Un jour j’ai tenté de lire un livre de Michel Houellebecq que l’on m’avait offert (Extension du domaine de la lutte), il m’est tombé des mains au bout de deux ou trois pages et je me suis promis de ne pas réessayer : posséder une grande maîtrise de l’écriture n’autorise pas n’importe quel procédé, ce devrait même être le contraire. Ceci me prive d’en parler, mais d’après ce qu’en écrit Shlomo Sand, son livre Soumission serait plutôt dans le registre de l’insinuation, de la rhétorique trop habile.

Shlomo Sand se livre à un exercice éclairant : il prend un passage de trois ou quatre pages du livre, où Michel Houellebecq décrit la transformation islamique de la société française selon sa fiction, et il remplace dans ce passage tous les référents musulmans par des référents juifs : le résultat est un texte d’un antisémitisme insoutenable, digne des pires épisodes de l’affaire Dreyfus, dont la publication aujourd’hui en France conduirait son auteur devant les tribunaux avec à la clé une condamnation assurée. Mais l’histoire n’a semble-t-il pas encore assez immunisé la société française contre l’islamophobie insidieuse.

Je connais mieux Alain Finkielkraut : ses idées personnelles ne m’inspirent guère d’empathie, mais je lui reconnais l’art de poser de vraies questions et d’inviter à son émission du samedi matin des gens capables d’y répondre avec talent. Je l’écoute donc assez régulièrement, au grand dam de ma moitié.

Je crois qu’il a vraiment commencé à perdre la tête au moment des émeutes de l’automne 2005, après la mort de Zyed Benna et Bouna Traoré le 27 octobre, électrocutés dans un transformateur en fuyant la police. On mesure jour après jour combien cet événement, et surtout son traitement par les forces de police aux ordres du ministre de l’Intérieur de l’époque, N. Sarkozy (« nettoyer les banlieues au Kärcher »), aura eu des conséquences catastrophiques.

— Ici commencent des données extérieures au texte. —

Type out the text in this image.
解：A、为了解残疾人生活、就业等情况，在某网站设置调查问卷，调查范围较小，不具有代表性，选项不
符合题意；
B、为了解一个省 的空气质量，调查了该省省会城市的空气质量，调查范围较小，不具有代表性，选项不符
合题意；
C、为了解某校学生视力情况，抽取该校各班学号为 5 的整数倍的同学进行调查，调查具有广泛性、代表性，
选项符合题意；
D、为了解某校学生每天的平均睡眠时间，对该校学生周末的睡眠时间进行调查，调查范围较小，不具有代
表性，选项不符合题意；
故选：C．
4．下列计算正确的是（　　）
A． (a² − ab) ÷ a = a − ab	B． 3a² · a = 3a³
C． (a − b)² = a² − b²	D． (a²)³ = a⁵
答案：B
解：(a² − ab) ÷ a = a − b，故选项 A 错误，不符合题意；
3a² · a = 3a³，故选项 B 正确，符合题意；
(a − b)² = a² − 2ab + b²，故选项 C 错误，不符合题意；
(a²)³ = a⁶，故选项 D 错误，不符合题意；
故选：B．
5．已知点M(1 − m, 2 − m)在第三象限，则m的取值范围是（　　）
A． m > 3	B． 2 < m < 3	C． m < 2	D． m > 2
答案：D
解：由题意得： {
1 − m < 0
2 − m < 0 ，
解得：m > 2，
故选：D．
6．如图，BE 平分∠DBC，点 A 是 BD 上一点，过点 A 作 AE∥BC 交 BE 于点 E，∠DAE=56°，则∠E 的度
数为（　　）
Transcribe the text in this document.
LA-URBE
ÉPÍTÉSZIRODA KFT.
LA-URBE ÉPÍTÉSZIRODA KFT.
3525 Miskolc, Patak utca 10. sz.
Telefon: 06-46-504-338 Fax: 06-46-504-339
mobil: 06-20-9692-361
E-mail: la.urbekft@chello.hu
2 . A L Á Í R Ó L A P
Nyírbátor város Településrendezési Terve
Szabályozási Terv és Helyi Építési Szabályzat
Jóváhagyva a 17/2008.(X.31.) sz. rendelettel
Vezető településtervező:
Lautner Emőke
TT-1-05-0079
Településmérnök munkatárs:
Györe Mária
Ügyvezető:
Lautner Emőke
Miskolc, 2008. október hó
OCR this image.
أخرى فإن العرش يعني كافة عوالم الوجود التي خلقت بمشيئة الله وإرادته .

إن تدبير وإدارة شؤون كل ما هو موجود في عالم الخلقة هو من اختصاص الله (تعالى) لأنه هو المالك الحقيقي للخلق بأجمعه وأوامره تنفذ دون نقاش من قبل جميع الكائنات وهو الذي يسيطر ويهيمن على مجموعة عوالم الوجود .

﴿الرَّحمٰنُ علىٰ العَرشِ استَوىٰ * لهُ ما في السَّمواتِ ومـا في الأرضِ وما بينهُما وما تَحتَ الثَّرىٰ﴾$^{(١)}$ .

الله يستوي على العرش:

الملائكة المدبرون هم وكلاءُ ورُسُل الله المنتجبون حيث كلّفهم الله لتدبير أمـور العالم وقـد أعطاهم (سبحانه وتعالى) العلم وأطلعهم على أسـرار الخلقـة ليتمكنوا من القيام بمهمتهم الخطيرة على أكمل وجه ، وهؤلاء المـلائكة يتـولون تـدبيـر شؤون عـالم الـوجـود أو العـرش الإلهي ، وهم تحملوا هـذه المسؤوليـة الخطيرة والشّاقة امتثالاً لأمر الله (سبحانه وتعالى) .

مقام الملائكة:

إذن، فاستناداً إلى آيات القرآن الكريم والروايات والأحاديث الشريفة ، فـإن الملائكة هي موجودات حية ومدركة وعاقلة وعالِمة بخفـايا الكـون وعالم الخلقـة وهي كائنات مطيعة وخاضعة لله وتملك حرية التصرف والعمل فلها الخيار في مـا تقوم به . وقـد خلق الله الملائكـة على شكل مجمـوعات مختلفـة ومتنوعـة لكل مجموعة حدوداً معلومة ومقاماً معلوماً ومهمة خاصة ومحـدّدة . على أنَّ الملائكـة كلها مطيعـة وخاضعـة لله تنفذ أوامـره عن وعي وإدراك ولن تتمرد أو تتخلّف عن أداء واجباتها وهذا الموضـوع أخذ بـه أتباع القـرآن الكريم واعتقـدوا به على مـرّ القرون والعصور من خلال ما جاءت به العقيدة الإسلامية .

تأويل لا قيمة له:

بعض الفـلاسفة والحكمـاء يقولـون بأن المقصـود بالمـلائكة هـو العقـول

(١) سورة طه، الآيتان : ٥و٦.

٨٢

Toute une population de jeunes de banlieues en déshérence, déjà plus ou moins en rupture de ban et dépourvue de perspectives, s’est trouvée soudain privée de toute possibilité d’adhésion à la société qui l’entourait. Quand on est contrôlé trois fois par semaine par la police juste à cause d’une peau trop basanée, comment aurait-on envie de chanter la Marseillaise au Stade de France pour un match France-Algérie ? La politique de répression aveugle et brutale instaurée à ce moment, en remplacement d’une politique sans doute imparfaite mais moins ségrégative, a rejeté dans la marginalité toute une population. Nous en récoltons aujourd’hui les fruits.

Shlomo Sand compare cette enchaînement de circonstances à un autre, plus ancien : « De la fin du XIXe siècle à la Seconde Guerre mondiale, près de cent mille juifs venus d’Europe orientale ont transité par – et habité dans – le quartier du Marais, au cœur de Paris : ils parlaient une langue étrange, portaient des vêtements bizarres, beaucoup restaient attachés à la tradition religieuse : ils faisaient circoncire leurs enfants, les femmes dissimulaient leur chevelure, ils mangeaient une nourriture casher et, lors de leurs fêtes religieuses, leur culte se manifestait aussi dans la rue. Lorsqu’un Parisien passait au cœur de ce quartier, appelé Pletzel en yiddish, il ne se sentait pas “chez lui”. Robert Brasillach a décrit l’insupportable “mainmise” juive sur ce quartier : “Soudain, nous nous apercevions que les ghettos de l’Europe centrale avaient déversé là leurs juifs à chapeau de fourrure, leur crasse, leur patois, leurs commerces, leurs boucheries kasher, leurs restaurants à quarante sous, pour un rapide décrassage avant les ghettos commerçants du faubourg Montmartre, les ghettos luxueux de l’avenue du Bois de Passy.”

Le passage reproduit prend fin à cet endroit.